The importance of healthcare professionals to share data is rising but so does the need for appropriate cyber security. Matt Lock, technical director at Varonis explores the security issues that must be considered as a priority.

The ability for healthcare professionals to share data, at scale, to advance cutting-edge medical research, has never been more important. The quicker, easier and more cost effectively this access can be given, the better. In this vein, the NHS is creating seven new “data hubs” of patient information that can be accessed by researchers around the world in the hope of finding cures for deadly diseases and ailments.

While this data might be a treasure trove for those doing medical research, it is also one for unscrupulous cybercriminals wanting to use the data for their own nefarious purposes. These data hubs also raise privacy concerns around patients’ data, particularly in relation to the GDPR.

The data hubs have been created by Health Data Research (HDR) UK, which is a collaboration between 10 different organisations including the National Institute for Health. Each of the seven hubs will contain information about different illnesses and conditions. For example, DATA-CAN will give cancer researchers access to information of those who have been treated for cancer. Up to 120 different research groups, such as Cancer Research UK and several universities, will have access to relevant patient data for the area they are studying.

Given that this is the most sensitive of information about millions of people in the UK and will be accessed by potentially thousands of different researchers, there are a number of security issues that must be considered as a priority.
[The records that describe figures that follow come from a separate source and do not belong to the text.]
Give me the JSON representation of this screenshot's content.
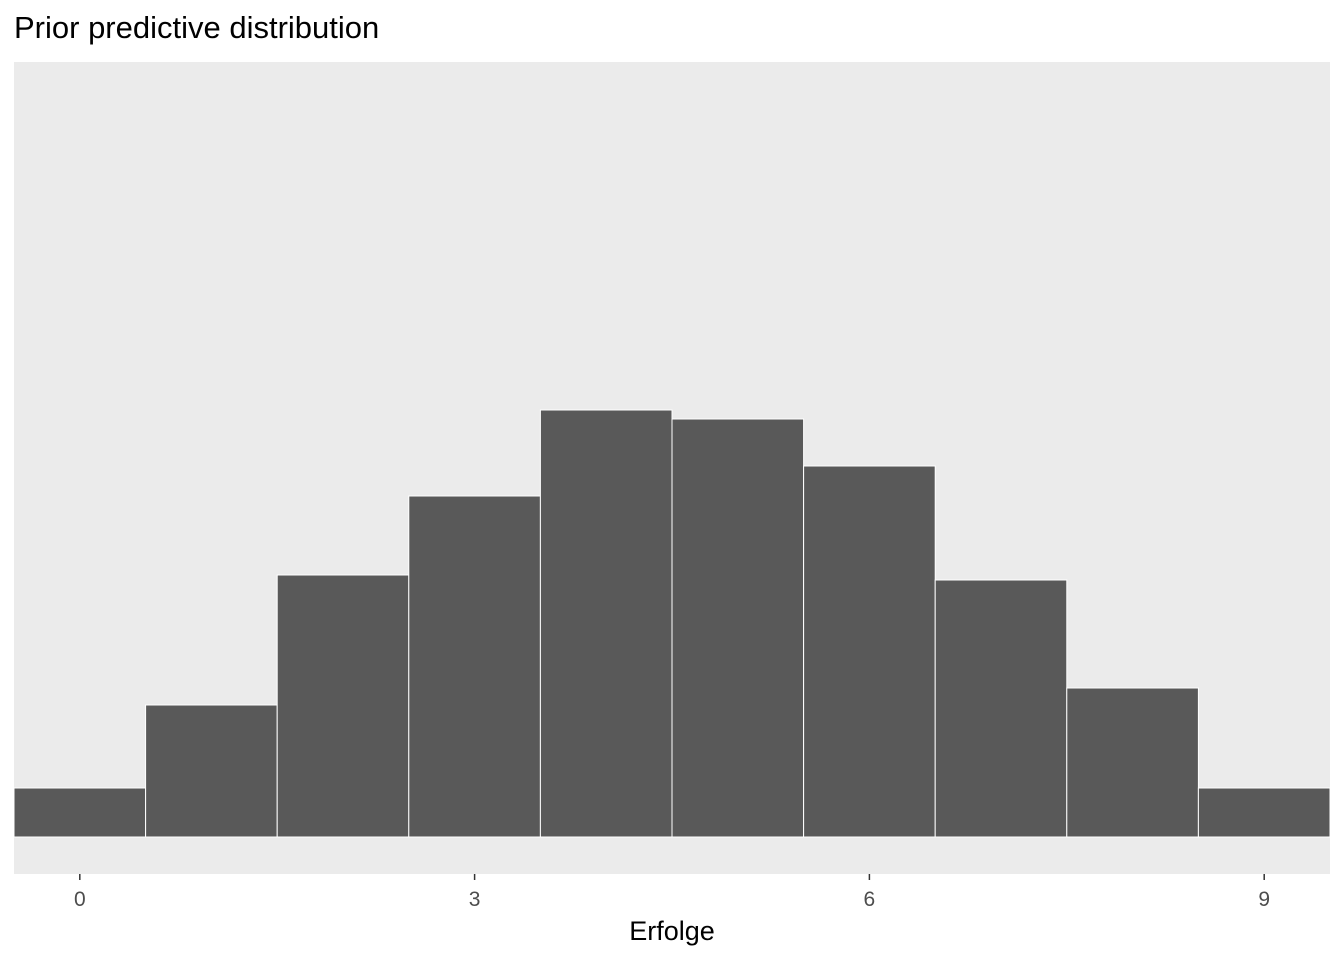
{
  "chart_data": {
    "type": "bar",
    "title": "Prior predictive distribution",
    "xlabel": "Erfolge",
    "ylabel": "",
    "x": [
      0,
      1,
      2,
      3,
      4,
      5,
      6,
      7,
      8,
      9
    ],
    "values": [
      49,
      132,
      262,
      341,
      427,
      418,
      371,
      257,
      149,
      49
    ],
    "xlim": [
      -0.5,
      9.5
    ],
    "ylim": [
      0,
      427
    ],
    "x_ticks": [
      0,
      3,
      6,
      9
    ],
    "y_axis_visible": false,
    "grid": false,
    "colors": {
      "panel_background": "#ebebeb",
      "bar_fill": "#595959",
      "bar_outline": "#ffffff",
      "tick_text": "#4d4d4d"
    }
  }
}
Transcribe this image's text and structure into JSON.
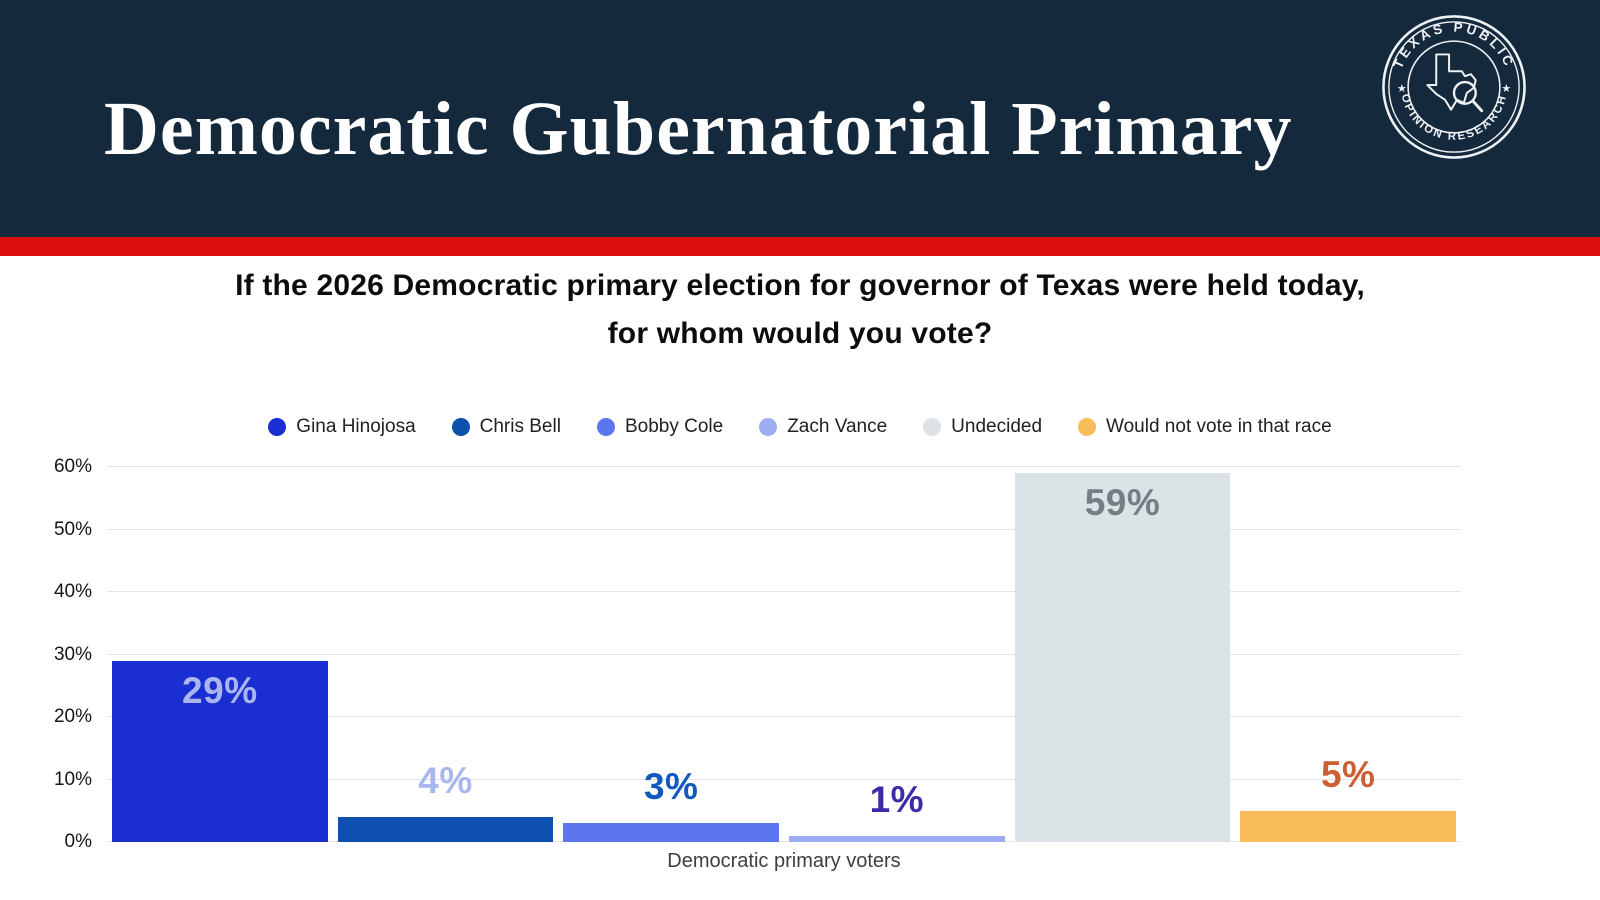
{
  "header": {
    "title": "Democratic Gubernatorial Primary",
    "bg_color": "#14293C",
    "stripe_color": "#DC0D0D",
    "logo": {
      "text_top": "TEXAS PUBLIC",
      "text_bottom": "OPINION RESEARCH",
      "star_left": "★",
      "star_right": "★"
    }
  },
  "question": {
    "line1": "If the 2026 Democratic primary election for governor of Texas were held today,",
    "line2": "for whom would you vote?"
  },
  "chart_data": {
    "type": "bar",
    "title": "",
    "categories": [
      "Gina Hinojosa",
      "Chris Bell",
      "Bobby Cole",
      "Zach Vance",
      "Undecided",
      "Would not vote in that race"
    ],
    "values": [
      29,
      4,
      3,
      1,
      59,
      5
    ],
    "value_labels": [
      "29%",
      "4%",
      "3%",
      "1%",
      "59%",
      "5%"
    ],
    "bar_colors": [
      "#1B2ED1",
      "#0D50B0",
      "#5B76EE",
      "#9DADF2",
      "#DCE3E6",
      "#F8BD5A"
    ],
    "value_label_colors": [
      "#A9B6EF",
      "#A9B6F0",
      "#1259BD",
      "#392BA9",
      "#747E84",
      "#CC5F33"
    ],
    "labels_inside_bar": [
      true,
      false,
      false,
      false,
      true,
      false
    ],
    "xlabel": "Democratic primary voters",
    "ylabel": "",
    "y_ticks": [
      "0%",
      "10%",
      "20%",
      "30%",
      "40%",
      "50%",
      "60%"
    ],
    "y_tick_values": [
      0,
      10,
      20,
      30,
      40,
      50,
      60
    ],
    "ylim": [
      0,
      60
    ],
    "grid": true,
    "legend_position": "top"
  }
}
HDR has assured patients that all data will be anonymised. Personally identifiable information, such as name, patient number and address, will be removed before the data enters the hub to minimise the risks associated with identifiable data. The thinking is that anonymised data, in the event of a breach, will be of no use to cybercriminals. Anonymising data means the hubs will not fall under the jurisdiction of the GDPR, as anonymised data is exempt.

However, resourceful threat actors can potentially de-anonymise the data by cross-referencing different sets of information, as a study by Belgium’s Université Catholique de Louvain (UCLouvain) and Imperial College discovered. As such, any organisation wishing to share personal data cannot rely upon anonymisation in isolation to protect the identities of those whose medical records are added to the data hubs. Those handling anonymised data should therefore use the same controls as they would if the information was identifiable.

Ensuring healthy access

One of the most important measures any organisation can take to reduce their risk profile is to place controls around data access. If there is unrestricted access to the data, it will be much easier for a threat actor to steal sensitive information without having to escalate their access permissions.
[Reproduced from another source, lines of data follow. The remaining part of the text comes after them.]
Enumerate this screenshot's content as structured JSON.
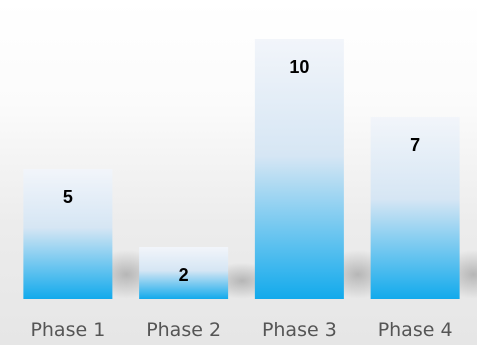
{
  "chart_data": {
    "type": "bar",
    "categories": [
      "Phase 1",
      "Phase 2",
      "Phase 3",
      "Phase 4"
    ],
    "values": [
      5,
      2,
      10,
      7
    ],
    "data_labels": [
      "5",
      "2",
      "10",
      "7"
    ],
    "title": "",
    "xlabel": "",
    "ylabel": "",
    "ylim": [
      0,
      10
    ],
    "grid": false,
    "legend": "none",
    "colors": {
      "bar_top": "#f2f5fa",
      "bar_bottom": "#12aaec",
      "label": "#000000",
      "category_text": "#555555"
    }
  }
}
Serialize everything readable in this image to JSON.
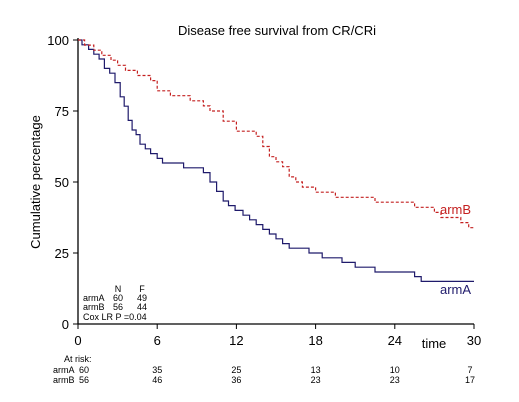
{
  "chart_data": {
    "type": "line",
    "step": true,
    "title": "Disease free survival from CR/CRi",
    "xlabel": "time",
    "ylabel": "Cumulative percentage",
    "xlim": [
      0,
      30
    ],
    "ylim": [
      0,
      100
    ],
    "xticks": [
      0,
      6,
      12,
      18,
      24,
      30
    ],
    "yticks": [
      0,
      25,
      50,
      75,
      100
    ],
    "grid": false,
    "series": [
      {
        "name": "armA",
        "color": "#1f1a6b",
        "dash": false,
        "x": [
          0,
          0.3,
          0.8,
          1.2,
          1.6,
          2.0,
          2.4,
          2.8,
          3.2,
          3.5,
          3.8,
          4.1,
          4.4,
          4.7,
          5.1,
          5.5,
          6.0,
          6.4,
          7.0,
          8.0,
          9.5,
          10.0,
          10.5,
          11.0,
          11.4,
          11.9,
          12.5,
          13.0,
          13.5,
          14.0,
          14.5,
          15.0,
          15.5,
          16.0,
          17.5,
          18.5,
          20.0,
          21.0,
          22.5,
          24.0,
          25.5,
          26.0,
          28.0,
          30.0
        ],
        "y": [
          100,
          98.3,
          96.7,
          95.0,
          93.3,
          90.0,
          88.3,
          85.0,
          80.0,
          76.7,
          71.7,
          68.3,
          66.7,
          63.3,
          61.7,
          60.0,
          58.3,
          56.7,
          56.7,
          55.0,
          53.3,
          50.0,
          46.7,
          43.3,
          41.7,
          40.0,
          38.3,
          36.7,
          35.0,
          33.3,
          31.7,
          30.0,
          28.3,
          26.7,
          25.0,
          23.3,
          21.7,
          20.0,
          18.3,
          18.3,
          16.7,
          15.0,
          15.0,
          15.0
        ]
      },
      {
        "name": "armB",
        "color": "#c42020",
        "dash": true,
        "x": [
          0,
          0.5,
          1.2,
          1.8,
          2.5,
          3.0,
          3.6,
          4.5,
          5.5,
          6.0,
          7.0,
          8.5,
          9.5,
          10.0,
          11.0,
          12.0,
          13.5,
          14.0,
          14.5,
          15.0,
          15.5,
          16.0,
          16.5,
          17.0,
          18.0,
          19.5,
          21.0,
          22.5,
          24.0,
          25.5,
          26.5,
          27.0,
          27.5,
          28.0,
          29.0,
          29.6,
          30.0
        ],
        "y": [
          100,
          98.2,
          96.4,
          94.6,
          92.9,
          91.1,
          89.3,
          87.5,
          85.7,
          82.1,
          80.4,
          78.6,
          76.8,
          75.0,
          71.4,
          67.9,
          66.1,
          62.5,
          58.9,
          57.1,
          55.4,
          51.8,
          50.0,
          48.2,
          46.4,
          44.6,
          44.6,
          42.9,
          42.9,
          41.1,
          41.1,
          39.3,
          37.5,
          37.5,
          35.7,
          33.9,
          33.9
        ]
      }
    ],
    "series_labels": [
      "armB",
      "armA"
    ],
    "stats_table": {
      "header": [
        "",
        "N",
        "F"
      ],
      "rows": [
        [
          "armA",
          "60",
          "49"
        ],
        [
          "armB",
          "56",
          "44"
        ]
      ],
      "cox": "Cox LR P =0.04"
    },
    "at_risk": {
      "label": "At risk:",
      "times": [
        0,
        6,
        12,
        18,
        24,
        30
      ],
      "rows": [
        {
          "name": "armA",
          "counts": [
            "60",
            "35",
            "25",
            "13",
            "10",
            "7"
          ]
        },
        {
          "name": "armB",
          "counts": [
            "56",
            "46",
            "36",
            "23",
            "23",
            "17"
          ]
        }
      ]
    }
  }
}
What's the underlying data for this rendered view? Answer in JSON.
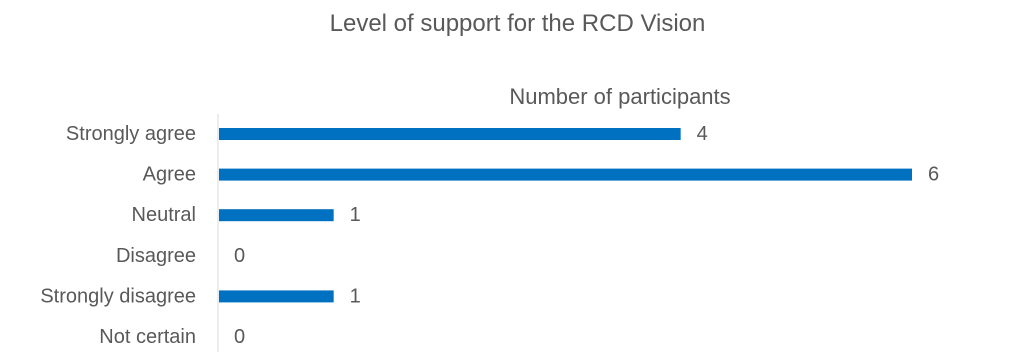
{
  "chart_data": {
    "type": "bar",
    "orientation": "horizontal",
    "title": "Level of support for the RCD Vision",
    "xlabel": "Number of participants",
    "ylabel": "",
    "categories": [
      "Strongly agree",
      "Agree",
      "Neutral",
      "Disagree",
      "Strongly disagree",
      "Not certain"
    ],
    "values": [
      4,
      6,
      1,
      0,
      1,
      0
    ],
    "xlim": [
      0,
      6
    ],
    "grid": false,
    "legend": "none",
    "data_labels": true,
    "colors": {
      "bar": "#0070C0",
      "text": "#595959",
      "axis": "#D9D9D9"
    }
  }
}
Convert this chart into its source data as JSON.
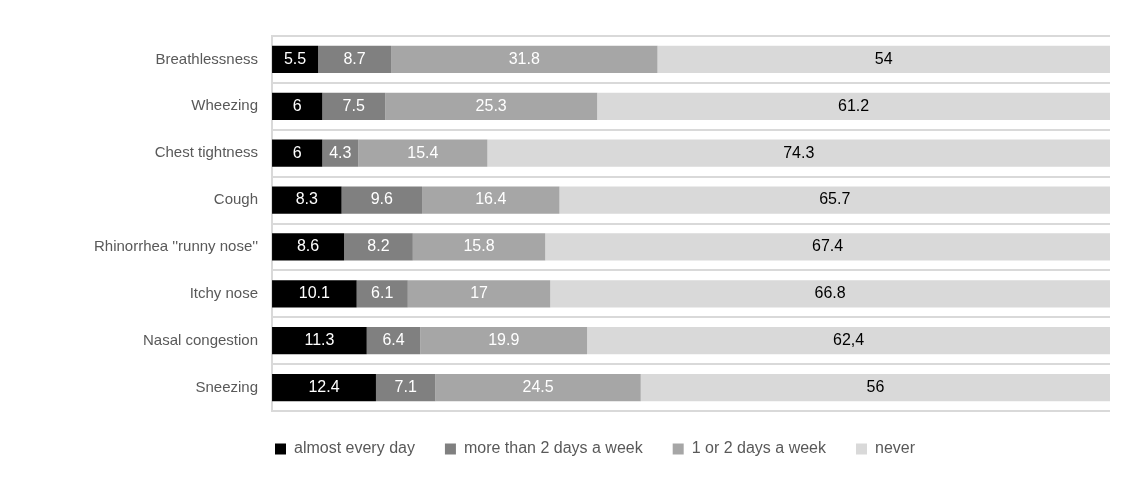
{
  "chart_data": {
    "type": "bar",
    "orientation": "horizontal",
    "stacked": true,
    "categories": [
      "Breathlessness",
      "Wheezing",
      "Chest tightness",
      "Cough",
      "Rhinorrhea ''runny nose''",
      "Itchy nose",
      "Nasal congestion",
      "Sneezing"
    ],
    "series": [
      {
        "name": "almost every day",
        "color": "#000000",
        "values": [
          5.5,
          6,
          6,
          8.3,
          8.6,
          10.1,
          11.3,
          12.4
        ],
        "value_labels": [
          "5.5",
          "6",
          "6",
          "8.3",
          "8.6",
          "10.1",
          "11.3",
          "12.4"
        ]
      },
      {
        "name": "more than 2 days a week",
        "color": "#808080",
        "values": [
          8.7,
          7.5,
          4.3,
          9.6,
          8.2,
          6.1,
          6.4,
          7.1
        ],
        "value_labels": [
          "8.7",
          "7.5",
          "4.3",
          "9.6",
          "8.2",
          "6.1",
          "6.4",
          "7.1"
        ]
      },
      {
        "name": "1 or 2 days a week",
        "color": "#a6a6a6",
        "values": [
          31.8,
          25.3,
          15.4,
          16.4,
          15.8,
          17,
          19.9,
          24.5
        ],
        "value_labels": [
          "31.8",
          "25.3",
          "15.4",
          "16.4",
          "15.8",
          "17",
          "19.9",
          "24.5"
        ]
      },
      {
        "name": "never",
        "color": "#d9d9d9",
        "values": [
          54,
          61.2,
          74.3,
          65.7,
          67.4,
          66.8,
          62.4,
          56
        ],
        "value_labels": [
          "54",
          "61.2",
          "74.3",
          "65.7",
          "67.4",
          "66.8",
          "62,4",
          "56"
        ]
      }
    ],
    "grid": "y",
    "legend": "bottom"
  }
}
Clearly, checks and measures need to be in place to ensure that only those required to use the data specifically for research have access. A policy of “least privilege” should be introduced, where users can only access that information required for their role. In the case of medical research this should be based upon data sets relating to specific indicators, such as type of cancer, demographics or type of treatment.  Such access must be controlled through the use of credentials, such as a username and password, along with another form of authentication, for example a code sent via text message.

It is worth bearing in mind that this data is going to be used by potentially thousands of researchers across many different institutions, which will each use different systems and processes for data handling. Therefore, those running the data hubs must perform due diligence and make sure anyone accessing the information is trained to minimise the risks of a data breach. This includes basic best practices, from knowing how to spot a phishing scam and good password hygiene, to keeping credentials private and leaving workstations locked when not in use

To this end, passwords should be set centrally to expire after a certain period of time. This encourages users to change their passwords regularly to mitigate the risk of them being used in the long term if stolen by threat actors. It also means that former employees will soon be denied access in the event that an administrator neglects to remove their permissions. However, a surprising amount of organisations do not do this, as research from Varonis showed that out of 758 businesses, 38 percent of users had passwords that never expired.

Creating extra-long passwords should also be a common practice, as each character added exponentially increases the complexity of the password making it more difficult to crack. For instance, the number of different combinations necessary to crack a six-character password is 200 billion. However, a password of 14 characters offers 17 septillion combinations, which would take more than a lifetime to hack through brute force.

A prescription for data security

Controlling access to sensitive medical information, whether anonymised or not, should be the top priority for those administering any patient data sharing initiative. In this way, researchers can be sure to protect the data of patients while also finding treatments to protect them from the ravages of disease.